The truth will no doubt filter through, but in reality it is unlikely to cause many ripples in design. Apart from a small coterie of D&AD activists, there appear to be relatively few aficionados of the charity, whose mission is to promote creative excellence throughout the creative industries.
Hockney’s predecessor David Kester did much to foster design within D&AD, aided by designer presidents like Mary Lewis, Richard Seymour and Michael Johnson. But UK designers have never felt equal to the dominant advertising members and much of the goodwill built by Kester appears now to have been lost. The focus for the D&AD Awards has, for example, become more international and the shock of the new is said to have swayed some juries away from UK design.

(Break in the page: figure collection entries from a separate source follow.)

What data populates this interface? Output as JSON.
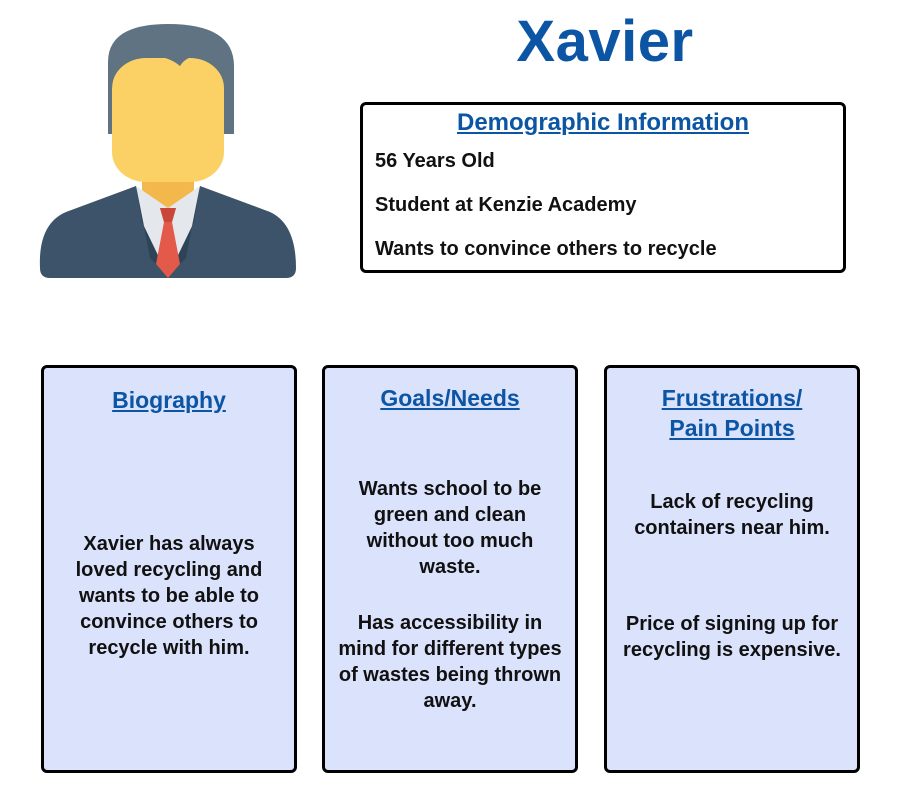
{
  "persona": {
    "name": "Xavier"
  },
  "demographics": {
    "heading": "Demographic Information",
    "age": "56 Years Old",
    "occupation": "Student at Kenzie Academy",
    "motivation": "Wants to convince others to recycle"
  },
  "biography": {
    "heading": "Biography",
    "text": "Xavier has always loved recycling and wants to be able to convince others to recycle with him."
  },
  "goals": {
    "heading": "Goals/Needs",
    "items": [
      "Wants school to be green and clean without too much waste.",
      "Has accessibility in mind for different types of wastes being thrown away."
    ]
  },
  "frustrations": {
    "heading_line1": "Frustrations/",
    "heading_line2": "Pain Points",
    "items": [
      "Lack of recycling containers near him.",
      "Price of signing up for recycling is expensive."
    ]
  },
  "colors": {
    "accent": "#0b55a4",
    "card_background": "#dbe2fb",
    "border": "#000000"
  },
  "icons": {
    "avatar": "businessman-avatar-icon"
  }
}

The presidencies of Seymour and Dick Powell have boosted product entries. But the interiors community has no strong allegiance, and with graphics generally going through a creative dip and digital design only just coming on to D&AD’s radar we can’t expect much of a showing for design for a while.
D&AD does great things, particularly in education. Its student programmes are exceptional as is its work with tutors – and its creative workshops for practitioners are also deemed to be good.
But until it gets to grips with the UK design community it will continue to be regarded as an adland network. Simonds-Gooding, president Tony Davidson and president-elect Simon Waterfall have a lot of bridge building to do before they can claim D&AD is representative of the creative industries as a whole. The choice of Hockney’s successor is crucial if this is their aim.